Then or than — the one‑letter difference that changes your meaning

Then or than — the one‑letter difference that changes your meaning

Most grammar details don’t matter. This one does.

A client sent me a report last month. Seven times she wrote ‘then’ when she meant ‘than‘. She hadn’t noticed a single one – and neither had the colleague who checked it.

The difference is small but real.

Then is about time – what comes next.

Than is about comparison – what is more, less, better, worse.

Quick win:

Comparing two things? It’s than. “Better than expected.” “More than enough.”

Describing what comes next? It’s then. “First the call, then the email.”

Better English than last year. That’s the whole goal.

Better English than last year. That’s the whole goal.

Most professionals I work with set a different one. Perfect grammar, no mistakes, native fluency.

Seth Godin put it well recently: “The search for perfect never ends, and it’s a great place to hide”.

He was writing about careers. But I see it with English every week. Emails not sent, meetings skipped and promotion conversations put off until the English is “ready”.

Better is already here. Better is one word you use more confidently than last month, one meeting where you spoke instead of waiting.

Quick win: Next time you hesitate, ask yourself, “Is my English better than last year?” Then speak.

“How do I stop apologising in English?”

“How do I stop apologising in English?”

“How do I stop apologising in English?”

Someone asked me this last week. She’d counted: seven apologies in one meeting. None of them necessary.

The apology reflex is understandable. It feels polite, it feels safe. But it quietly signals to the room that something has gone wrong. Usually nothing has.

The practical shift: replace the apology with something neutral.

“Sorry for the late reply” → “Thank you for your patience.”
“Sorry, can you repeat that?” → “Could you say that again, please?
“Sorry to interrupt” → “I’d like to add something here.

Same meaning. No apology.

Every unnecessary apology trains your brain to treat English as a risk.

You can train it differently – one sentence at a time.
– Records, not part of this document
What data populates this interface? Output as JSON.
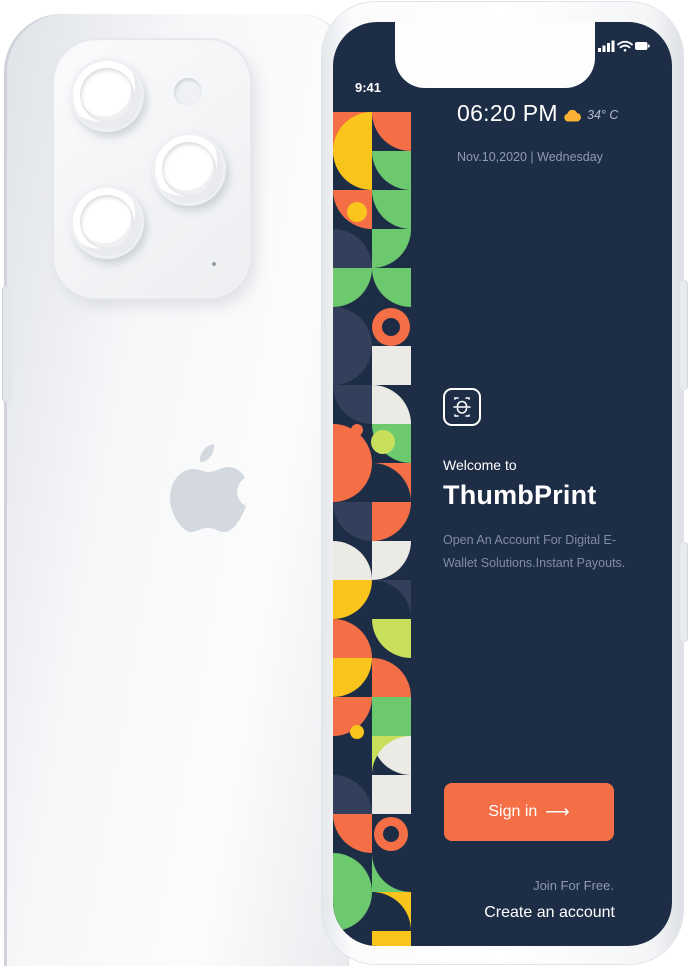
{
  "status_bar": {
    "time": "9:41"
  },
  "header": {
    "clock": "06:20 PM",
    "date": "Nov.10,2020 | Wednesday",
    "weather": {
      "icon": "cloud-icon",
      "temperature": "34° C"
    }
  },
  "welcome": {
    "greeting": "Welcome to",
    "app_name": "ThumbPrint",
    "tagline": "Open An Account For Digital E-Wallet Solutions.Instant Payouts."
  },
  "actions": {
    "sign_in_label": "Sign in",
    "sign_in_icon": "arrow-right-icon",
    "join_text": "Join For Free.",
    "create_account_label": "Create an account"
  },
  "colors": {
    "screen_bg": "#1e2d46",
    "accent": "#f46f45",
    "yellow": "#f9c51c",
    "green": "#6cc96e",
    "lime": "#c8df5c",
    "cream": "#eceae4",
    "slate": "#343f5b"
  }
}
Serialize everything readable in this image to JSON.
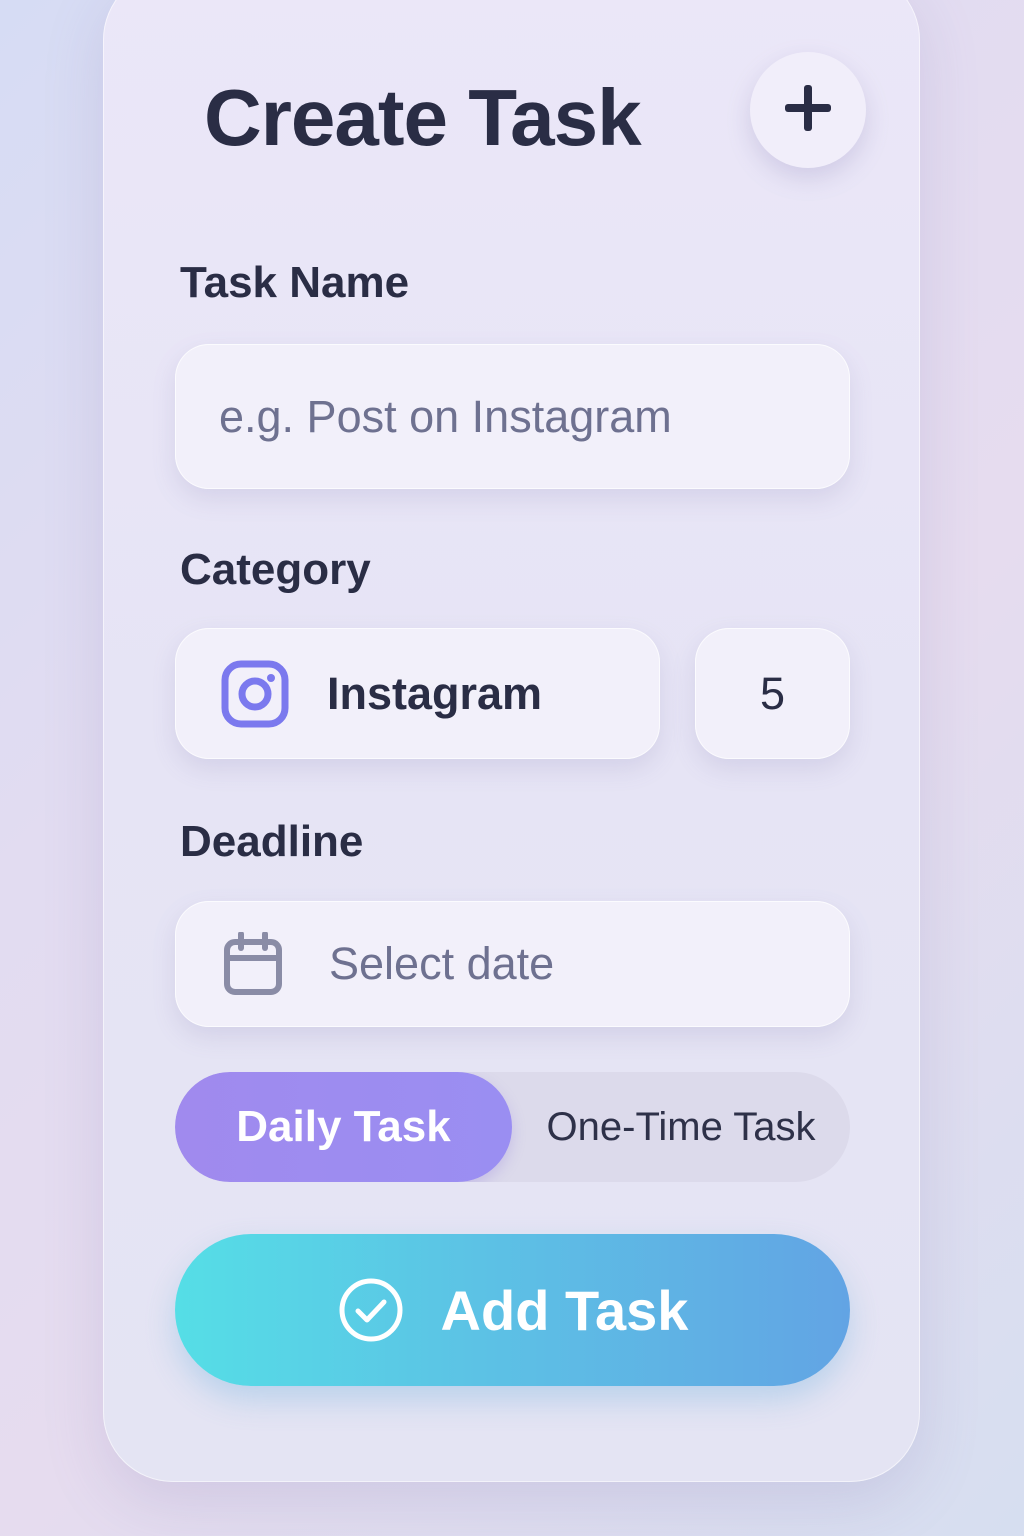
{
  "header": {
    "title": "Create Task",
    "add_icon": "plus-icon"
  },
  "form": {
    "task_name": {
      "label": "Task Name",
      "placeholder": "e.g. Post on Instagram"
    },
    "category": {
      "label": "Category",
      "selected": "Instagram",
      "icon": "instagram-icon",
      "count": "5"
    },
    "deadline": {
      "label": "Deadline",
      "placeholder": "Select date",
      "icon": "calendar-icon"
    },
    "task_type": {
      "options": [
        "Daily Task",
        "One-Time Task"
      ],
      "selected": "Daily Task"
    },
    "submit": {
      "label": "Add Task",
      "icon": "check-circle-icon"
    }
  },
  "colors": {
    "accent_purple": "#9a8ef2",
    "instagram_icon": "#7b79ee",
    "button_gradient_start": "#55dee6",
    "button_gradient_end": "#62a4e4",
    "text_dark": "#2a2d45"
  }
}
The myth of thinking in English

The myth of thinking in English

People often tell me, “I want to think in English.”

It feels like the goal – it isn’t.

A client said this week: “If I could just switch my brain to English, speaking would be easy.

But fluent speakers don’t think in English.

They think in ideas – and the words follow.

Your brain doesn’t switch languages like software.

It works in images, intentions, connections.

When you speak your native language, the words appear so fast you don’t notice the process.

In English, the same process is just a little slower, so you do notice it – and then you judge it.

The problem isn’t that you’re thinking in German.

The problem is believing you shouldn’t.

Quick win:

Next time you speak English, don’t force yourself to “think in English”.

Start with the idea you want to express.

Let the words come in whatever order they arrive.

That’s how fluent speakers do it – in every language.

The moment you lose your words

The moment you lose your words

There’s a moment many people know too well.

You’re in a meeting, someone asks you something in English, and suddenly – nothing.

The word you need is gone. Your mind goes blank. Your body tightens. You feel yourself disappearing from the conversation.

A client told me this week: “It’s like my brain shuts down. I know the answer. I just can’t say it.

And here’s what we discovered:

It wasn’t vocabulary.

It wasn’t grammar.

It was pressure.

When you panic, your brain doesn’t look for words. It looks for safety.

And silence feels safer than speaking.

The solution isn’t more English.

It’s less fear.

Quick win:

When you lose your words, don’t freeze. Say one simple sentence:

Give me a second.

It buys you time, lowers the pressure and brings the words back.

There or their – the mistake your ear never makes

There or their – the mistake your ear never makes

Native speakers mix these up every day. Not because their English is bad… because their fingers are fast.

A client sends me something to review. And there it is: their instead of their.

When I point it out, the reaction is always the same: embarrassment. As if it reveals something about their English.

It doesn’t. There and their sound identical. Your ear has never confused them. Only your fingers have.

This mistake shows up in emails from senior managers, in published articles, in messages from people who’ve spoken English their whole lives.

Quick win: If you’re unsure, read the sentence out loud. Your ear knows which one fits.